The reports says “The intelligent workstation of the middle 1990s and beyond will look much like one of today’s personal computers…. radio and infra-red communications will be unable to provide the data transmission speeds needed by these workstations.” And “It is unlikely that telecommunications links will be fast enough or inexpensive enough for organisations to store document images at a remote site, when they have to be accessible virtually instantaneously… If the document image systems cannot be accommodated onsite, space will need to be found within a kilometre or two so that direct wideband communication links can be provided economically.” The report was correct in stating that wired connections would still be required for large-scale, high-performance networks, but did not seem to predict the steady take-up of wireless technology as an additional office infrastructure.  And perhaps more startlingly the report did not seem to see so much as a glimmer of the meteoric rise of the internet or World Wide Web; they would surely have been mentioned at this point, although justifiably perhaps dismissed as irrelevant to the report’s scope at the time, had they been on the report writers’ radar in 1989. Neither of the statements quoted above would have been made in such an unqualified way 10 years into the 20-year timeline, and quite possibly not even 5 years in: both technologies were becoming visible to the mainstream by the mid 1990s.

How did such a wise and experienced team not foresee these?

The question is relevant today (2021) because we are urgently searching for solutions to two pressing problems facing us all: climate change and the Covid pandemic. If we try and learn lessons from the way that history has treated the Butler Cox report, should we be encouraged that the experts of the time got so much right, or discouraged that even these leading experts missed two hugely significant developments? We recognise today that we need significant technological leaps to solve our two pressing problems, but should we be concerned that the best of our current experts cannot seem to foresee what these leaps might be?

I was once unfortunate enough to be made an “Innovation Champion” for an organisation I worked for, with the doubtful privilege of being responsible for making innovation happen better and faster. I felt that despite all the management-speak about process, culture and environment, it was very hard to pin down precisely how innovation happens. Space does not permit a detailed review here of why Butler Cox missed the internet and Wi-Fi, and in any event the lens of history is not yet focussed enough, at just 25 years distance, for historians to agree completely on exactly how and why those technologies developed as they did in the 1990s.

But it is evident that many things came together to help make them happen: government action around regulatory frameworks was one key enabler; businesses getting together and agreeing that common standards would benefit them all was another; disruptive innovators were allowed and encouraged to prosper; a small number of already important and significant players committed themselves to early products that shaped the market. And finally, we can see that both Wi-Fi and the internet have global reach that touched the lives of huge swathes of the world’s population, creating an exponentially growing demand for these technologies, which in turn accelerated progress massively.

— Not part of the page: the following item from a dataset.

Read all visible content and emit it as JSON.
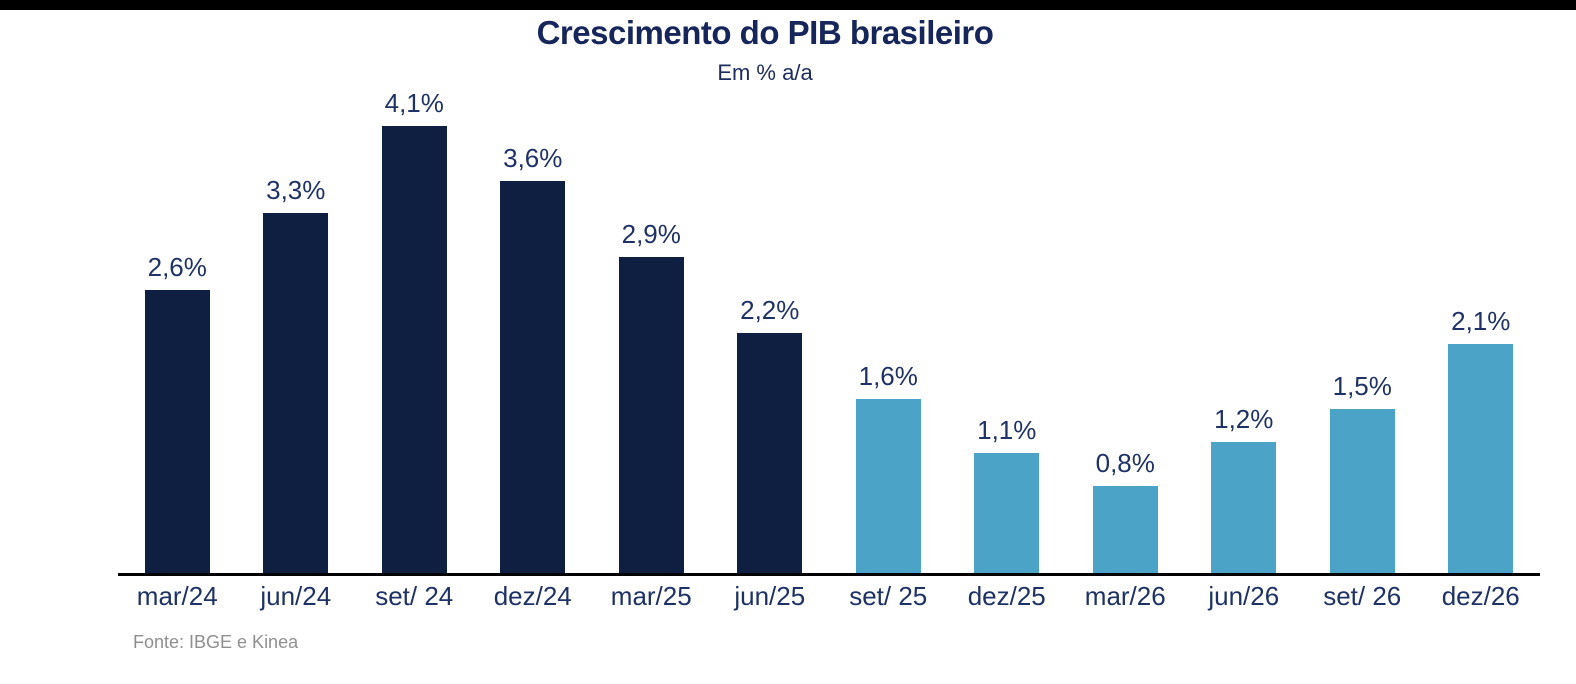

One can take the view that the coming together of all these factors in the 1990s, none of which would be a given in the late 1980s, would be hard to predict. Individually they might have seemed possible, but all of them coming together? Not so easy so to see.

Looking at that list of the things that came together in the 1990s, can we see similar drivers now as we tackle climate change and Covid?

I’m not convinced we can, not to the extent we need anyway.

But maybe that’s the glass-half-empty view: in the same way as what happened in the 1990s was not entirely predictable in 1989, it’s possibly foolish to be too dogmatic about what the next 10-20 years will bring.